Worries over trade had stock investors on the run Thursday. The Dow Jones Industrial Average (^DJI -1.27%) and the S&P 500 (^GSPC -0.89%) closed near their lows for the day with large losses.

Today's stock market

Index Percentage Change Point Change
Dow (2.93%) (724.42)
S&P 500 (2.52%) (68.24)

Data source: Yahoo! Finance.

The sole bright spot in the market was the utility sector, as bonds rallied in a flight to safety. The Utilities Select SPDR ETF (XLU 0.21%) rose 0.4%. The drop in long-term interest rates pummeled the financial sector, with the SPDR S&P Bank ETF (KBE -1.57%) slumping 3.7%.

As for individual stocks, Guess? (GES -1.23%) reported strong holiday sales and AbbVie (ABBV -0.24%) announced disappointing results from a trial of an important pipeline drug.

Falling stock chart superimposed over digital map of the world

Image source: Getty Images.

Guess? trounces sales and profit forecasts

Premium jeans retailer Guess? reported sales in its holiday quarter that blew away analyst expectations and the stock soared 28.3%. Sales increased 17.5% to $792 million, while analysts were expecting $756 million. Adjusted earnings per share rose 44% to $0.62, compared with the consensus forecast of $0.54. 

The company continued to see weakness in its sales in the Americas, but strong growth in Europe and Asia more than compensated. Sales in Americas retail fell 7.2% in constant currency with a decline in comparable sales of 5%, while wholesale grew 0.9%. But Europe sales increased 24.1% in constant currency, and Asian sales boomed 33.1%. Gross margin improved 210 basis points from the period last year to 37.2%. Looking forward, the company forecast EPS for the current year to be $0.86 to $0.98, significantly above the $0.85 analysts have been expecting.

"I am pleased to report that the overall results of the fourth quarter finished above the high-end of our expectations, with higher sales, higher adjusted operating profit and higher adjusted earnings per share, said CEO Victor Herrero in the press release. 

Investors applauded those results and the outlook for the year.

AbbVie sinks on weak cancer trial results

Shares of pharma giant AbbVie plummeted 12.8% after the company announced disappointing results from a cancer drug trial and stated that it will not seek accelerated approval of the drug, meaning that AbbVie will likely not see revenue from it in 2018, as previously expected.

The trial was a phase 2 test of rovalpituzumab tesirine, or Rova-T, in patients with relapsed/refractory small cell lung cancer that have already had two prior lines of treatment and whose tumors express high levels of a protein called DLL3. Twenty-nine percent of the patients in the study experienced tumor shrinkage, with an objective response rate -- meaning the proportion of patients with a confirmed response at least four weeks after the initial determination -- of only 16%. The median overall survival was 5.6 months. The numbers were weak enough for AbbVie to abandon plans for accelerated approval.

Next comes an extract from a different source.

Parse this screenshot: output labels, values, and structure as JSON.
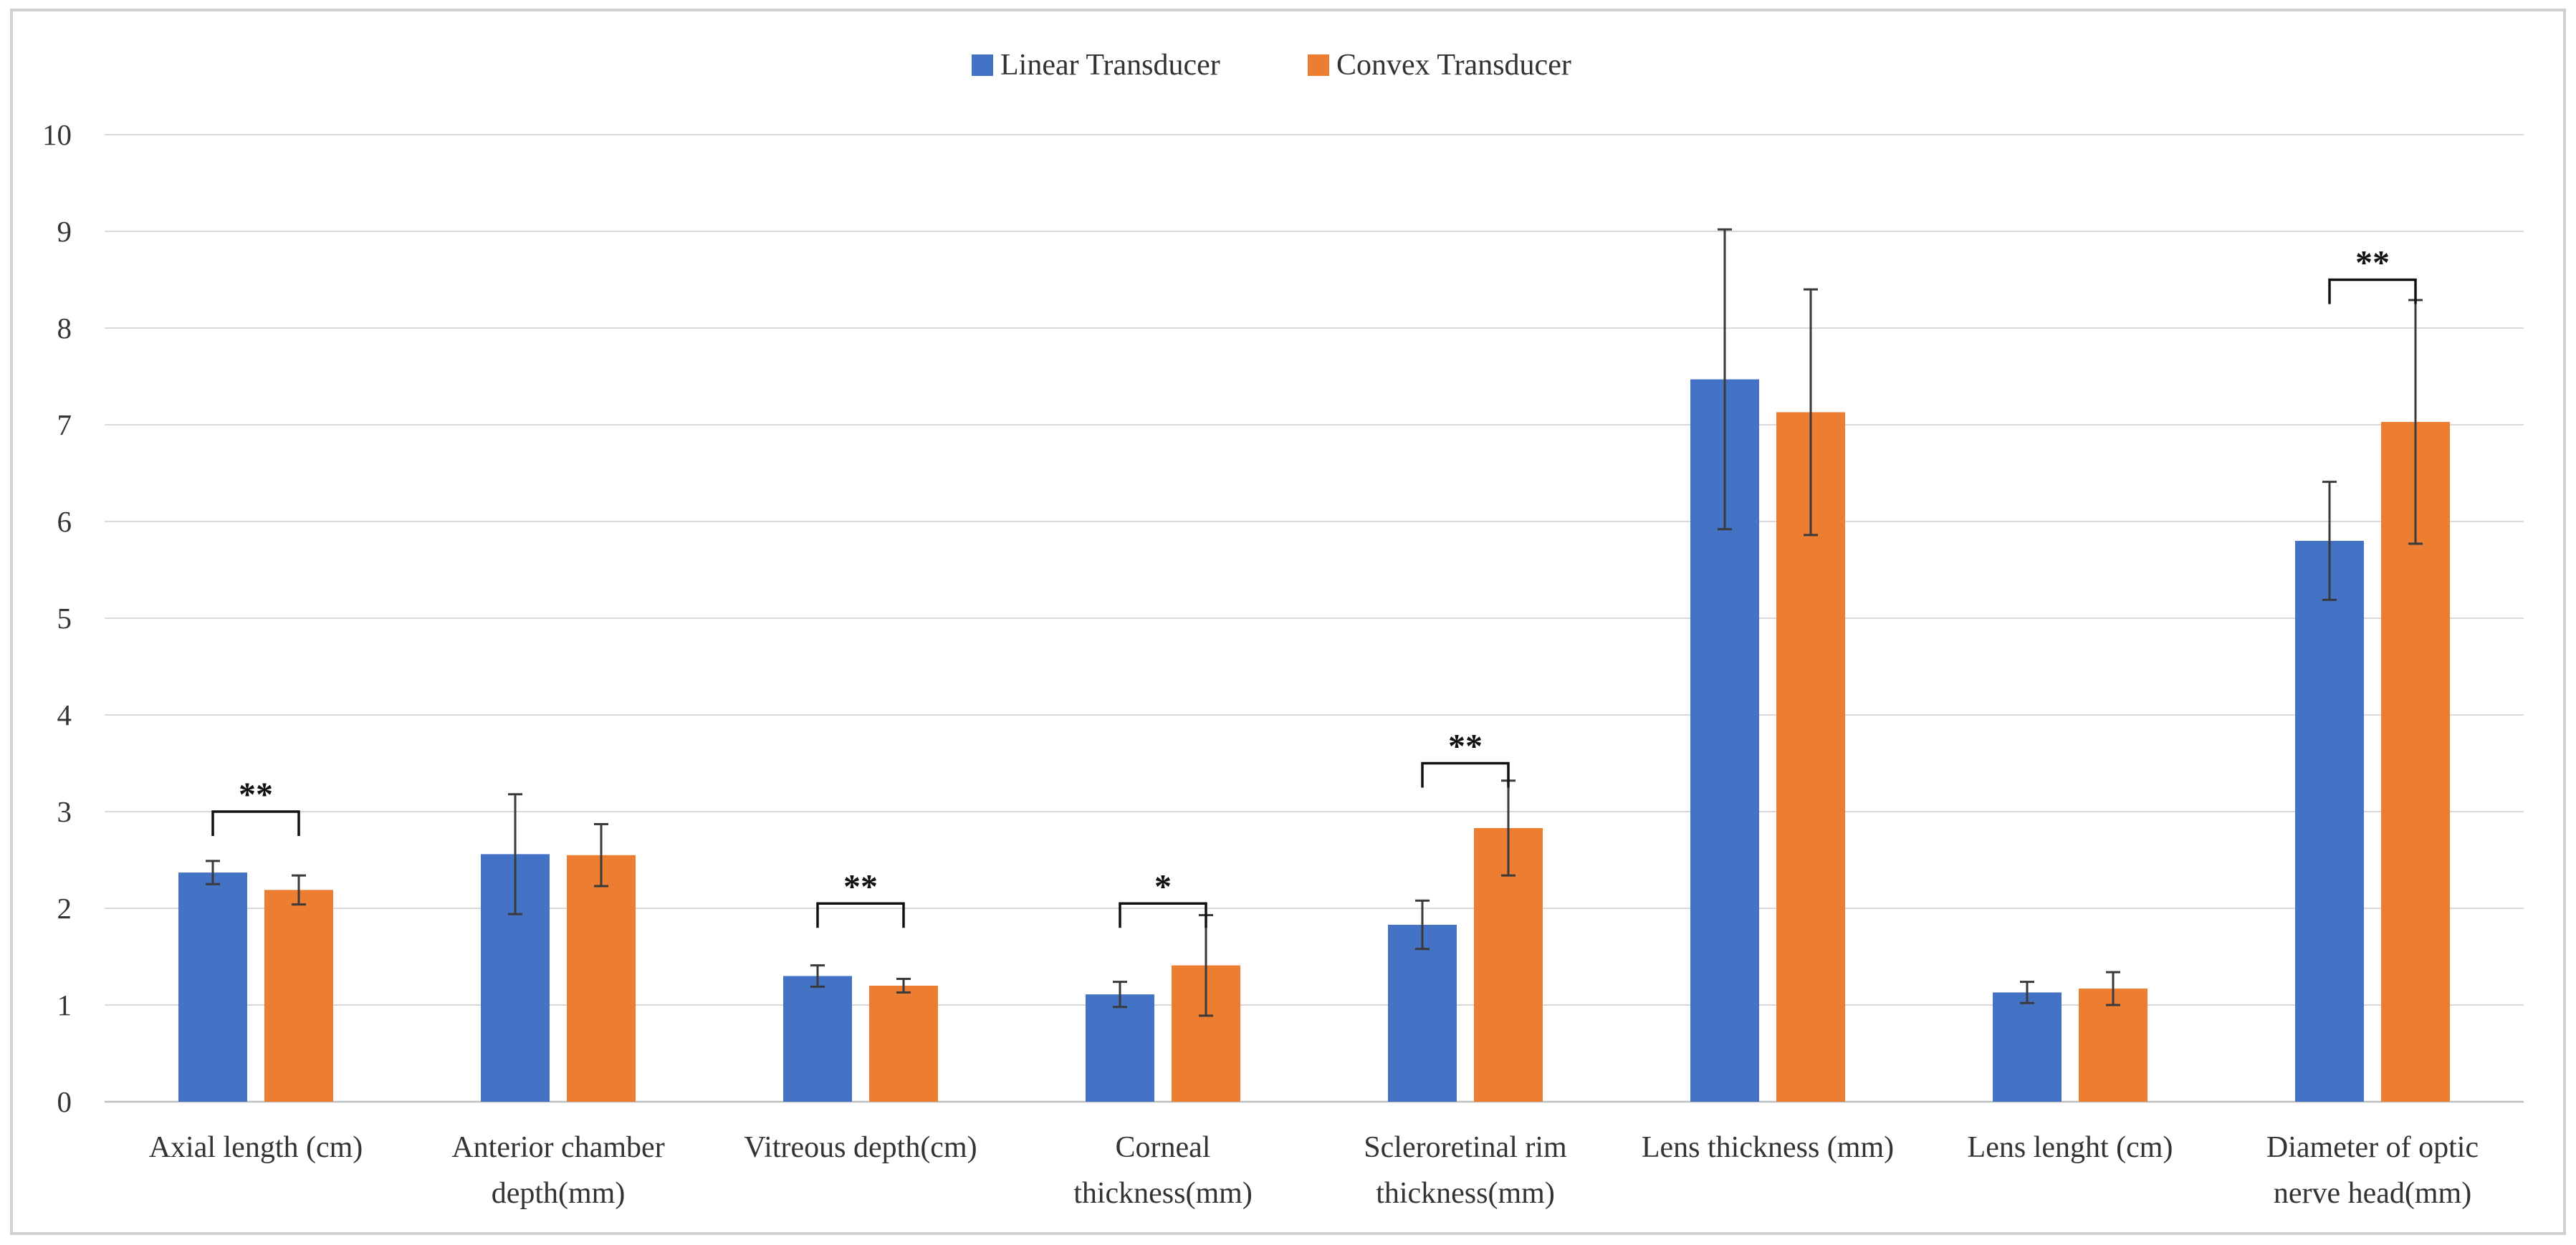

AbbVie has made a big bet on the platform that produced this drug, which targets cancer stem cells, a small subset of cancer cells that fuel the growth and spread of tumors. The drug came to AbbVie following its pricey $9.8 billion 2016 purchase of Stemcentryx, and the company has had high expectations for Rova-T despite some skepticism by observers and a low response rate in a phase 1 trial. AbbVie has said it thinks Rova-T could have the potential for $5 billion in peak revenue, and could be used to fight a wide variety of cancers, including metastatic melanoma and glioblastoma multiforme, as well as some prostate, pancreatic and colorectal cancers. Rova-T is in two other phase 3 studies for lung cancer, so this trial is not the death knell for the drug, but the setback is significant, and investors reacted accordingly.